In another trial, customers are being offered ‘super fast’ delivery of small items. While acknowledging that the company already partners with Shutl to offer fast delivery from store, Bodson says that “a lot of things aren’t mutually exclusive”. They can offer different touchpoint and experience – and not just at the checkout as is the case with the Shutl service. “We could have integrated the Shutl experience better into the customer journey,” he admits.

With 55 digital stores now open, “you can see the direction of travel,” Bodson adds.

Argos has been busy making the most of its assets in terms of people, stores, products and operations to provide a richer, more inspirational journey for customers, one which is local to consumers while providing growth for the business. Key has been keeping innovation relevant to the customer and to the business and tied in to technology teams and partners – both start-ups and large partners, explains Bodson.

While the digital teams have worked on creating a richer, seamless experience for customers, through which they can check stock, reserve it and talk to product experts, the hub and spoke model has opened up opportunities for new format stores which are no longer dependant on size or stocking capacity.

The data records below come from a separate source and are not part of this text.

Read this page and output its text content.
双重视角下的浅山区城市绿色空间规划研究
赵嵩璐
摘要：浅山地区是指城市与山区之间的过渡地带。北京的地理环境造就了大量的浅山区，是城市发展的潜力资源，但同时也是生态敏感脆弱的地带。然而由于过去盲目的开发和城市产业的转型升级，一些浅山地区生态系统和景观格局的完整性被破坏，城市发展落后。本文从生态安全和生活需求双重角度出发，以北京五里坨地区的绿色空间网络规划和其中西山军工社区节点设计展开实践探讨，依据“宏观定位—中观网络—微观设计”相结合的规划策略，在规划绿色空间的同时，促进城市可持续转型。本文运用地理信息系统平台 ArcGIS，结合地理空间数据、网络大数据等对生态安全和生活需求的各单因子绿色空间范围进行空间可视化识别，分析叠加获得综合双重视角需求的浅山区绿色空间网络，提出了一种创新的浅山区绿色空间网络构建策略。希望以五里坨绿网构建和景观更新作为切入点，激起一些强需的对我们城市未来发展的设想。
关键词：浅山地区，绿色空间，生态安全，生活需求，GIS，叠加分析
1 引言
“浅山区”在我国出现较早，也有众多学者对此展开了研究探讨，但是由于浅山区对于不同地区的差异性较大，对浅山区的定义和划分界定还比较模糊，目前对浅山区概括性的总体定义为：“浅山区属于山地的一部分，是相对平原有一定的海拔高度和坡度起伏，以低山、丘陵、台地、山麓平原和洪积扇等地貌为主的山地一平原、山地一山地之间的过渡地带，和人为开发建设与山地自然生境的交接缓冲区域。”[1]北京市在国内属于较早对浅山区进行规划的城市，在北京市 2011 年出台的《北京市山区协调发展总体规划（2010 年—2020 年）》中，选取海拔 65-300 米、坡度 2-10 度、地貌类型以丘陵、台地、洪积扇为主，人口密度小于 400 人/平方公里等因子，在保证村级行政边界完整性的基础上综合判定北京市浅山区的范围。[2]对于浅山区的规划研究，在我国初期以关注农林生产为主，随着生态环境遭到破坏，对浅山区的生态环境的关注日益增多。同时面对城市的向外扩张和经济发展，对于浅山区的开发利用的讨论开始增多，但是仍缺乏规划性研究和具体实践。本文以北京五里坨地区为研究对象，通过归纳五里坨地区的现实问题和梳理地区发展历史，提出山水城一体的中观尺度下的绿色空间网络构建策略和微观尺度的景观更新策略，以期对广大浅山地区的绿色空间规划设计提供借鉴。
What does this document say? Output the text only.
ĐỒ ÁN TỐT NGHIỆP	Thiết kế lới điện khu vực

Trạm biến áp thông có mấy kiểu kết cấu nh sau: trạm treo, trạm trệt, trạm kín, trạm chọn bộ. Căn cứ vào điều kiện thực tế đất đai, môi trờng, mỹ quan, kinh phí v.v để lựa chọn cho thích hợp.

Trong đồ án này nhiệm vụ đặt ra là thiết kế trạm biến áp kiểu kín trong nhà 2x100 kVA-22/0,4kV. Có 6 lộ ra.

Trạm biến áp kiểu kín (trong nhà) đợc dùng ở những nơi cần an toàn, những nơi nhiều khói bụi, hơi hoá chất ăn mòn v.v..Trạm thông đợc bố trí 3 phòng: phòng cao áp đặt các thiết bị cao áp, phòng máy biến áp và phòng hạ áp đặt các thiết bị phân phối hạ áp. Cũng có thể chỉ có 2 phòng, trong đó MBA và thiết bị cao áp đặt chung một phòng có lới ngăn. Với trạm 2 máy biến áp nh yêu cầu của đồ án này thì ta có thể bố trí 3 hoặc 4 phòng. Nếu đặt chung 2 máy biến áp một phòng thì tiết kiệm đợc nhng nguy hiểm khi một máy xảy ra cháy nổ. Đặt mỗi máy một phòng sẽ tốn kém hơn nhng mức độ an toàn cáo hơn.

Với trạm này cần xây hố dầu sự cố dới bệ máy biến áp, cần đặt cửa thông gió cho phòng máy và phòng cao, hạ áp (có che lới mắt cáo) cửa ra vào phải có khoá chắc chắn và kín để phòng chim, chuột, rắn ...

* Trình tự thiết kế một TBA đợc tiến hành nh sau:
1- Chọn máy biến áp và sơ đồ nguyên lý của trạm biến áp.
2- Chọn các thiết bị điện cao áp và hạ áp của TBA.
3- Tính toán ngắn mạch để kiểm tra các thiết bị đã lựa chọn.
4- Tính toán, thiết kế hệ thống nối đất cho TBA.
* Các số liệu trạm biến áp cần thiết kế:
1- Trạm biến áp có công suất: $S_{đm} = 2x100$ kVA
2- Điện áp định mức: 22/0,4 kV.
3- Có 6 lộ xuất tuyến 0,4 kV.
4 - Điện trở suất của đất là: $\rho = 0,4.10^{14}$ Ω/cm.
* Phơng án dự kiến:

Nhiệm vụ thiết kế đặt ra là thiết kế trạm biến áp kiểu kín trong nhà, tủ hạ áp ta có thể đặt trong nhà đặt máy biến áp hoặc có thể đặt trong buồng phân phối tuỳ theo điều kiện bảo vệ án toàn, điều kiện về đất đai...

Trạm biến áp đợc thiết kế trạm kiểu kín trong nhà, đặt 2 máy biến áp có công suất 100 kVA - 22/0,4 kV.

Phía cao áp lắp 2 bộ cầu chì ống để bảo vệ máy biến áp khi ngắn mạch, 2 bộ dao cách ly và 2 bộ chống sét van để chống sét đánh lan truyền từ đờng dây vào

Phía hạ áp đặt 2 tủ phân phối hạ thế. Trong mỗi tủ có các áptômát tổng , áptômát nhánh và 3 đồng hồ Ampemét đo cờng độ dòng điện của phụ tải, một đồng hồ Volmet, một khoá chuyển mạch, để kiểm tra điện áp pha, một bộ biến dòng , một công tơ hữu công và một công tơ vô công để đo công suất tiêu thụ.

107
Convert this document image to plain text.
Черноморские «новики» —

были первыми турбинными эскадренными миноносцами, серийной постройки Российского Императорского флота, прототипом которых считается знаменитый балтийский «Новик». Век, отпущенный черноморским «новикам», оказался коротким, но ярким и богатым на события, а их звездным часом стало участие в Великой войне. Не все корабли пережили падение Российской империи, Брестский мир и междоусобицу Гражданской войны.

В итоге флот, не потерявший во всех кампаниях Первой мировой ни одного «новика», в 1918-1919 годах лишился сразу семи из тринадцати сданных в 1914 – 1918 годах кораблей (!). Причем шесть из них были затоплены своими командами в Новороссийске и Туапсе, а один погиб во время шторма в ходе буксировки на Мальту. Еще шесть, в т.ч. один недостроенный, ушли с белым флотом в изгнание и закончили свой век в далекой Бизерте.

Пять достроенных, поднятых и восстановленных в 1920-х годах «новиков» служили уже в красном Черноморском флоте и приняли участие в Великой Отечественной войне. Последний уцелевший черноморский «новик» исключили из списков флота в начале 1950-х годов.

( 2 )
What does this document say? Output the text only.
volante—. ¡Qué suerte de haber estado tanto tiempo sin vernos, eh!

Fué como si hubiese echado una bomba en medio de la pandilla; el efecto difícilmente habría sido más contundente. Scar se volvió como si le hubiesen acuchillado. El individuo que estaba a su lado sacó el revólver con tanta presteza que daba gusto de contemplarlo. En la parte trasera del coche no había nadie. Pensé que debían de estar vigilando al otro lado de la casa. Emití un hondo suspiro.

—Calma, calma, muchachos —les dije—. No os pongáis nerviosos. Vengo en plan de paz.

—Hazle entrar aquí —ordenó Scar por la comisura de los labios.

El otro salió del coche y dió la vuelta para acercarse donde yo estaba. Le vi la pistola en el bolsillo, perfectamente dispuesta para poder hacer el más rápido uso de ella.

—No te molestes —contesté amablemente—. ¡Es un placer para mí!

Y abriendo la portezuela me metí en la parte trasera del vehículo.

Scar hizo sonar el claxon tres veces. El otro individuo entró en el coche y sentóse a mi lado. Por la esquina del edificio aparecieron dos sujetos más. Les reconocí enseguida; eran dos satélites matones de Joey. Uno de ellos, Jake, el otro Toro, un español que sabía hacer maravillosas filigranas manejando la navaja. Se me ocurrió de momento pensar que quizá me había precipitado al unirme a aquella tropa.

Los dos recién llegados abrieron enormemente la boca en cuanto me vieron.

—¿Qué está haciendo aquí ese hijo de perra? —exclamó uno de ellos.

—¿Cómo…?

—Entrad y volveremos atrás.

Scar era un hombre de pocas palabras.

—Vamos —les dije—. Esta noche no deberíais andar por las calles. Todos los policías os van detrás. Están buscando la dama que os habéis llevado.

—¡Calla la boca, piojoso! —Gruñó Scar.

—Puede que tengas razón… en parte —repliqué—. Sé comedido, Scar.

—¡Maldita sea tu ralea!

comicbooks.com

The model – which has the ability to deliver customer orders from around 20,000 skus within hours – is proving to be a cost-effective way to expand Argos’s reach, and by partnering with companies such as Sainsbury’s, London Underground and eBay (it has been a collection point for eBay orders since 2013) it is showing a direction of travel and potential future in which it owns the final mile.

With three years left in which to deliver on its transformation plan, Argos is showing that thinking digital and focusing on agile operations can pay dividends.